If anyone goes to the police or the courts to report this persecution, these institutions simply reply that this is a family matter and that the government won’t get involved. They will often imply that the persecuted really had this coming to them when they chose to leave Islam. While the government doesn’t usually instigate the persecution in our area, they certainly don’t step in to stop it, and sometimes they make it worse by sending the secret police to track down a believer in hiding. While anyone from a minority religion can convert to Islam in our country, conversion out of Islam is forbidden by the constitution. So the full-force of family, tribal, or mosque persecution can be targeted at an individual, knowing that no one will even try to stop them.

Because of this, I talk often about religious liberty with my local unbelieving friends. I regularly get asked what I like about America and about the West, and I gladly respond by talking about the radical freedom that anyone has to believe anything they want. Then I make a beeline to the source of this stunning freedom: the Bible. I’ll share how the West wasn’t always like this, but as the Protestant Reformation spread and people returned to the text of the Bible for themselves, this beautiful idea was recovered: that a person is responsible to God alone for his faith (2 Cor 5:10). No family, no tribe, no government will be able to speak for an individual on the last day. So why do they have a right to constrain someone’s faith in this world? They have no right whatsoever. Thus the principle of religious freedom spread from the text to the West and now to many parts of the world. It has spread so far that many of my local friends will even agree with me, saying that yes, it would be better to live in a society like that. But the relatives…

There are many ways to think about missionaries. Most of my secular peers in America might think not-so-pleasantly about who we are and what we do. “You convert people? How dare you?!” But drop those same Westerners into a monolithic religious society with no freedom for dissent and they will quickly change their tone. Their critique comes from a place of historic privilege, since they have never lived in a society where you could lose your head for disagreeing with the majority religion. If they lived in these oppressed societies, they would find themselves pining for human rights. Freedom of religion, it turns out, is the foundation stone of human rights. Missionaries are then, in one sense, the foot soldiers of religious freedom, and therefore of human rights. We spread this crazy idea that you should not simply believe what your parents and ancestors believed. You should consider the claims of Jesus for yourself, because you will have to answer for yourself on the last day. As individuals believe in Jesus, communities of religious dissent emerge, and it becomes more and more normal for families, neighborhoods, and people groups to tolerate diverse beliefs, and to even hold this kind of diversity as an ideal. Protestants have been doing this all over the world now for 500 years.

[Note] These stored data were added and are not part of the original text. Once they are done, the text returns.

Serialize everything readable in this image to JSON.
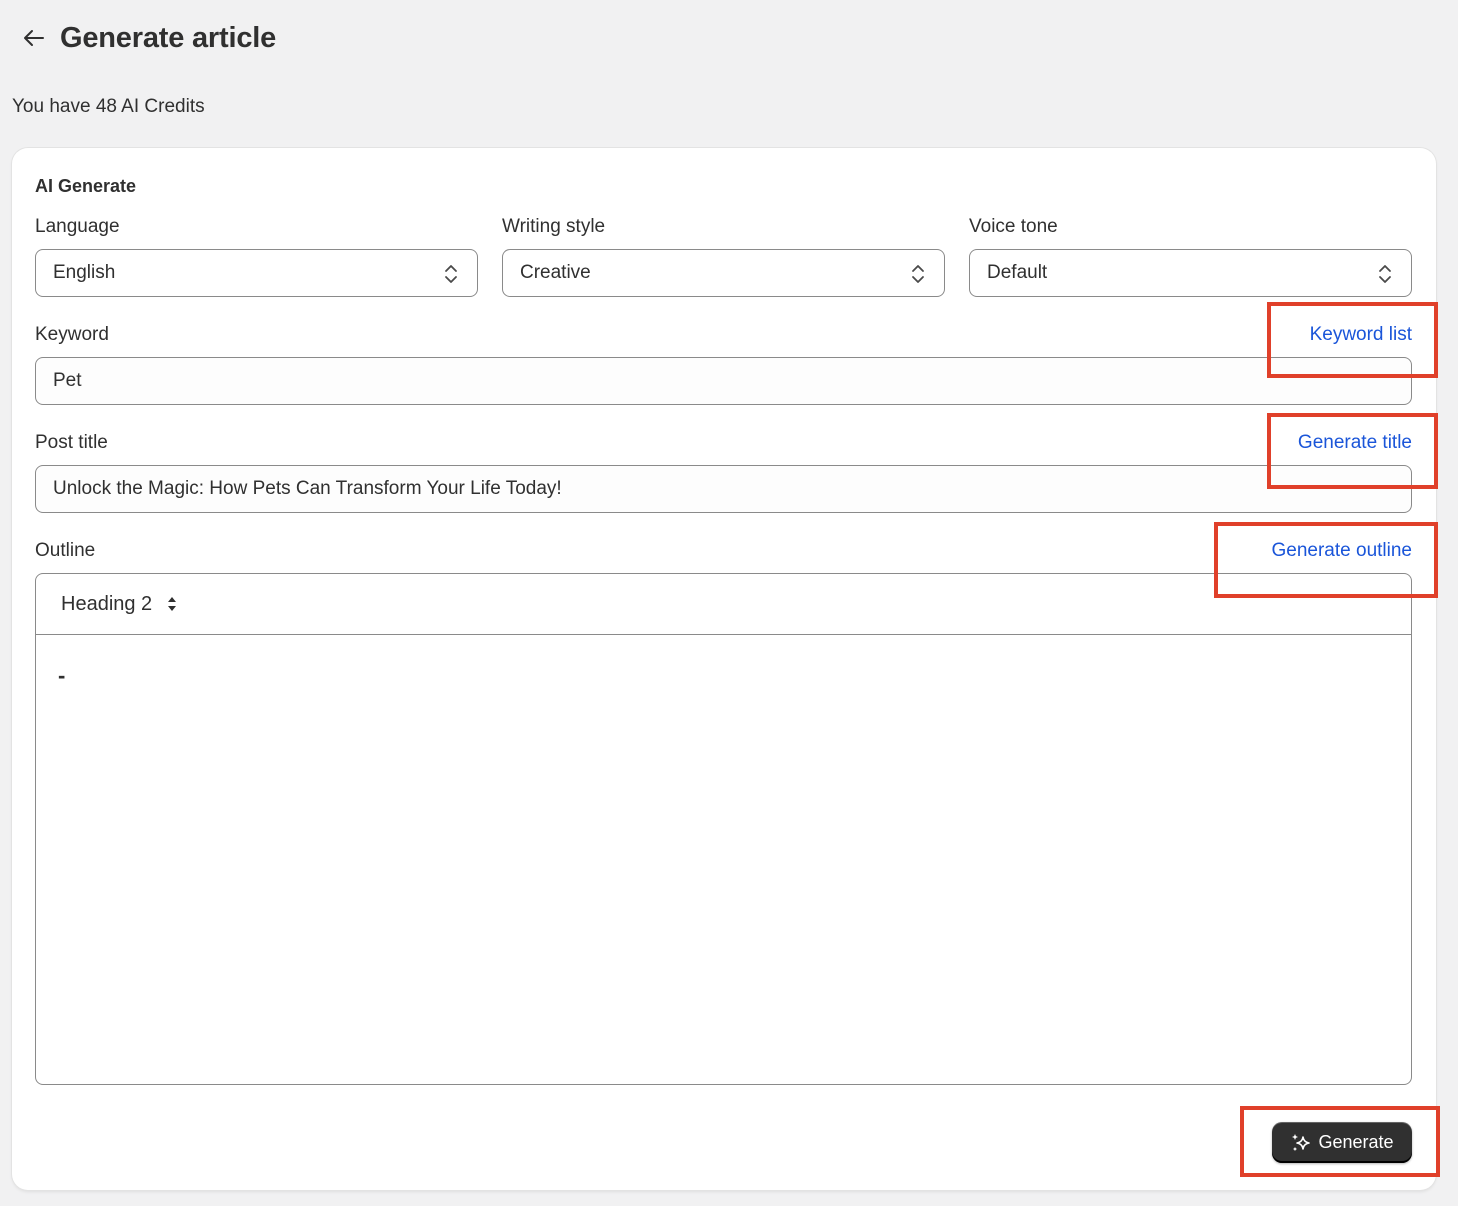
{
  "header": {
    "title": "Generate article",
    "back_icon": "arrow-left-icon"
  },
  "credits_text": "You have 48 AI Credits",
  "card": {
    "title": "AI Generate",
    "language": {
      "label": "Language",
      "value": "English"
    },
    "writing_style": {
      "label": "Writing style",
      "value": "Creative"
    },
    "voice_tone": {
      "label": "Voice tone",
      "value": "Default"
    },
    "keyword": {
      "label": "Keyword",
      "value": "Pet",
      "action": "Keyword list"
    },
    "post_title": {
      "label": "Post title",
      "value": "Unlock the Magic: How Pets Can Transform Your Life Today!",
      "action": "Generate title"
    },
    "outline": {
      "label": "Outline",
      "action": "Generate outline",
      "heading_select": "Heading 2",
      "content": "-"
    },
    "generate_button": "Generate"
  },
  "colors": {
    "link": "#1a55d9",
    "annotation": "#e0402a",
    "primary_button": "#303030"
  }
}
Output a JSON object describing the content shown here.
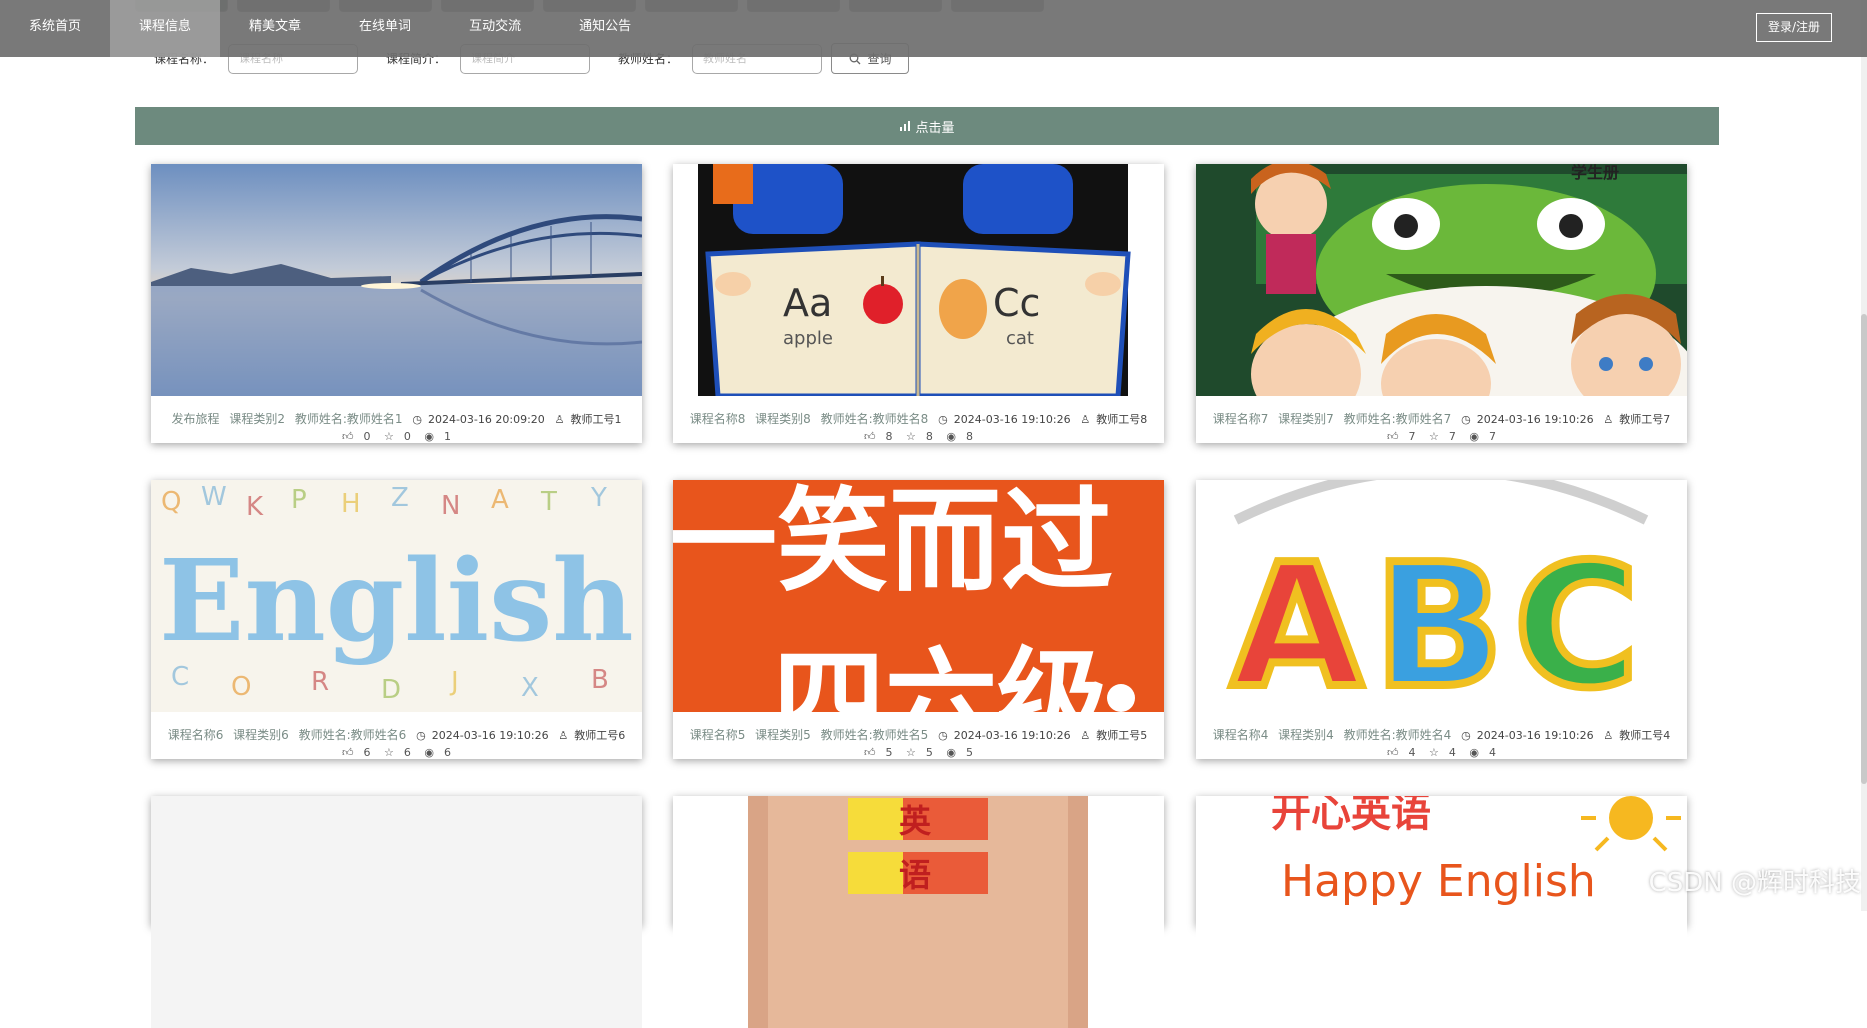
{
  "nav": {
    "items": [
      "系统首页",
      "课程信息",
      "精美文章",
      "在线单词",
      "互动交流",
      "通知公告"
    ],
    "active_index": 1,
    "login": "登录/注册"
  },
  "search": {
    "course_name_label": "课程名称：",
    "course_name_placeholder": "课程名称",
    "course_intro_label": "课程简介：",
    "course_intro_placeholder": "课程简介",
    "teacher_name_label": "教师姓名：",
    "teacher_name_placeholder": "教师姓名",
    "button": "查询"
  },
  "sort_bar": {
    "label": "点击量"
  },
  "cards": [
    {
      "name": "发布旅程",
      "category": "课程类别2",
      "teacher": "教师姓名:教师姓名1",
      "time": "2024-03-16 20:09:20",
      "teacher_id": "教师工号1",
      "likes": "0",
      "favs": "0",
      "views": "1"
    },
    {
      "name": "课程名称8",
      "category": "课程类别8",
      "teacher": "教师姓名:教师姓名8",
      "time": "2024-03-16 19:10:26",
      "teacher_id": "教师工号8",
      "likes": "8",
      "favs": "8",
      "views": "8"
    },
    {
      "name": "课程名称7",
      "category": "课程类别7",
      "teacher": "教师姓名:教师姓名7",
      "time": "2024-03-16 19:10:26",
      "teacher_id": "教师工号7",
      "likes": "7",
      "favs": "7",
      "views": "7"
    },
    {
      "name": "课程名称6",
      "category": "课程类别6",
      "teacher": "教师姓名:教师姓名6",
      "time": "2024-03-16 19:10:26",
      "teacher_id": "教师工号6",
      "likes": "6",
      "favs": "6",
      "views": "6"
    },
    {
      "name": "课程名称5",
      "category": "课程类别5",
      "teacher": "教师姓名:教师姓名5",
      "time": "2024-03-16 19:10:26",
      "teacher_id": "教师工号5",
      "likes": "5",
      "favs": "5",
      "views": "5"
    },
    {
      "name": "课程名称4",
      "category": "课程类别4",
      "teacher": "教师姓名:教师姓名4",
      "time": "2024-03-16 19:10:26",
      "teacher_id": "教师工号4",
      "likes": "4",
      "favs": "4",
      "views": "4"
    }
  ],
  "card_images": {
    "c2": {
      "left_big": "Aa",
      "left_small": "apple",
      "right_big": "Cc",
      "right_small": "cat"
    },
    "c3": {
      "top_text": "学生册"
    },
    "c4": {
      "word": "English"
    },
    "c5": {
      "line1": "一笑而过",
      "line2": "四六级"
    },
    "c6": {
      "word": "ABC"
    },
    "c8": {
      "l1": "英",
      "l2": "语"
    },
    "c9": {
      "top": "开心英语",
      "bottom": "Happy English"
    }
  },
  "watermark": "CSDN @辉时科技",
  "colors": {
    "accent": "#6d8a7e",
    "nav_bg": "#6e6e6e"
  }
}
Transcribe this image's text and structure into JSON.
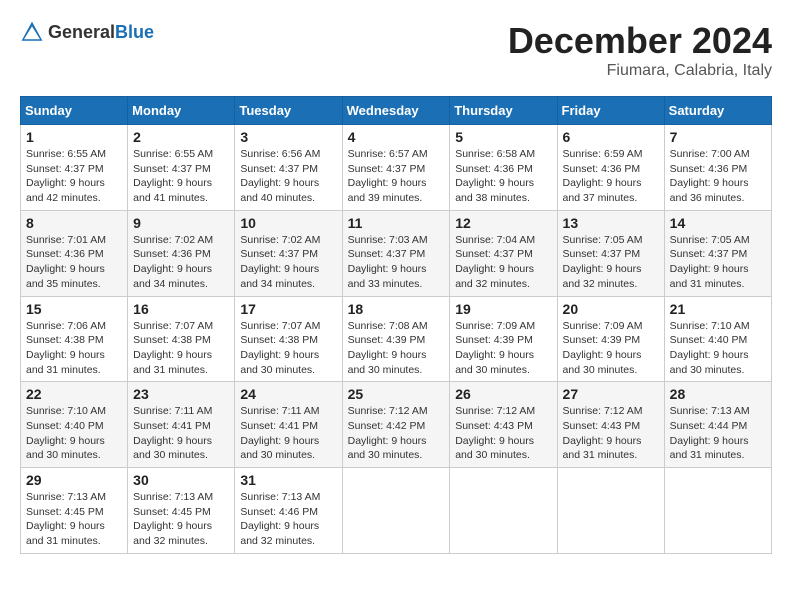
{
  "header": {
    "logo_general": "General",
    "logo_blue": "Blue",
    "month": "December 2024",
    "location": "Fiumara, Calabria, Italy"
  },
  "weekdays": [
    "Sunday",
    "Monday",
    "Tuesday",
    "Wednesday",
    "Thursday",
    "Friday",
    "Saturday"
  ],
  "weeks": [
    [
      {
        "day": "1",
        "sunrise": "6:55 AM",
        "sunset": "4:37 PM",
        "daylight": "9 hours and 42 minutes."
      },
      {
        "day": "2",
        "sunrise": "6:55 AM",
        "sunset": "4:37 PM",
        "daylight": "9 hours and 41 minutes."
      },
      {
        "day": "3",
        "sunrise": "6:56 AM",
        "sunset": "4:37 PM",
        "daylight": "9 hours and 40 minutes."
      },
      {
        "day": "4",
        "sunrise": "6:57 AM",
        "sunset": "4:37 PM",
        "daylight": "9 hours and 39 minutes."
      },
      {
        "day": "5",
        "sunrise": "6:58 AM",
        "sunset": "4:36 PM",
        "daylight": "9 hours and 38 minutes."
      },
      {
        "day": "6",
        "sunrise": "6:59 AM",
        "sunset": "4:36 PM",
        "daylight": "9 hours and 37 minutes."
      },
      {
        "day": "7",
        "sunrise": "7:00 AM",
        "sunset": "4:36 PM",
        "daylight": "9 hours and 36 minutes."
      }
    ],
    [
      {
        "day": "8",
        "sunrise": "7:01 AM",
        "sunset": "4:36 PM",
        "daylight": "9 hours and 35 minutes."
      },
      {
        "day": "9",
        "sunrise": "7:02 AM",
        "sunset": "4:36 PM",
        "daylight": "9 hours and 34 minutes."
      },
      {
        "day": "10",
        "sunrise": "7:02 AM",
        "sunset": "4:37 PM",
        "daylight": "9 hours and 34 minutes."
      },
      {
        "day": "11",
        "sunrise": "7:03 AM",
        "sunset": "4:37 PM",
        "daylight": "9 hours and 33 minutes."
      },
      {
        "day": "12",
        "sunrise": "7:04 AM",
        "sunset": "4:37 PM",
        "daylight": "9 hours and 32 minutes."
      },
      {
        "day": "13",
        "sunrise": "7:05 AM",
        "sunset": "4:37 PM",
        "daylight": "9 hours and 32 minutes."
      },
      {
        "day": "14",
        "sunrise": "7:05 AM",
        "sunset": "4:37 PM",
        "daylight": "9 hours and 31 minutes."
      }
    ],
    [
      {
        "day": "15",
        "sunrise": "7:06 AM",
        "sunset": "4:38 PM",
        "daylight": "9 hours and 31 minutes."
      },
      {
        "day": "16",
        "sunrise": "7:07 AM",
        "sunset": "4:38 PM",
        "daylight": "9 hours and 31 minutes."
      },
      {
        "day": "17",
        "sunrise": "7:07 AM",
        "sunset": "4:38 PM",
        "daylight": "9 hours and 30 minutes."
      },
      {
        "day": "18",
        "sunrise": "7:08 AM",
        "sunset": "4:39 PM",
        "daylight": "9 hours and 30 minutes."
      },
      {
        "day": "19",
        "sunrise": "7:09 AM",
        "sunset": "4:39 PM",
        "daylight": "9 hours and 30 minutes."
      },
      {
        "day": "20",
        "sunrise": "7:09 AM",
        "sunset": "4:39 PM",
        "daylight": "9 hours and 30 minutes."
      },
      {
        "day": "21",
        "sunrise": "7:10 AM",
        "sunset": "4:40 PM",
        "daylight": "9 hours and 30 minutes."
      }
    ],
    [
      {
        "day": "22",
        "sunrise": "7:10 AM",
        "sunset": "4:40 PM",
        "daylight": "9 hours and 30 minutes."
      },
      {
        "day": "23",
        "sunrise": "7:11 AM",
        "sunset": "4:41 PM",
        "daylight": "9 hours and 30 minutes."
      },
      {
        "day": "24",
        "sunrise": "7:11 AM",
        "sunset": "4:41 PM",
        "daylight": "9 hours and 30 minutes."
      },
      {
        "day": "25",
        "sunrise": "7:12 AM",
        "sunset": "4:42 PM",
        "daylight": "9 hours and 30 minutes."
      },
      {
        "day": "26",
        "sunrise": "7:12 AM",
        "sunset": "4:43 PM",
        "daylight": "9 hours and 30 minutes."
      },
      {
        "day": "27",
        "sunrise": "7:12 AM",
        "sunset": "4:43 PM",
        "daylight": "9 hours and 31 minutes."
      },
      {
        "day": "28",
        "sunrise": "7:13 AM",
        "sunset": "4:44 PM",
        "daylight": "9 hours and 31 minutes."
      }
    ],
    [
      {
        "day": "29",
        "sunrise": "7:13 AM",
        "sunset": "4:45 PM",
        "daylight": "9 hours and 31 minutes."
      },
      {
        "day": "30",
        "sunrise": "7:13 AM",
        "sunset": "4:45 PM",
        "daylight": "9 hours and 32 minutes."
      },
      {
        "day": "31",
        "sunrise": "7:13 AM",
        "sunset": "4:46 PM",
        "daylight": "9 hours and 32 minutes."
      },
      null,
      null,
      null,
      null
    ]
  ]
}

We might not see total freedom of conscience in our area of Central Asia in our lifetimes, but then again, it took the West quite a few years to get there also. Baptists were imprisoned and beaten relatively recently in our own good ol’ America. And religious liberty still faces setbacks every time a group of evangelicals blocks a mosque or a temple being built in their neighborhood (not to mention the threats rumbling from places like the Supreme Court). But to the extent that we have religious liberty in the West, I rejoice. This is a glorious thing, something worth celebrating… and exporting.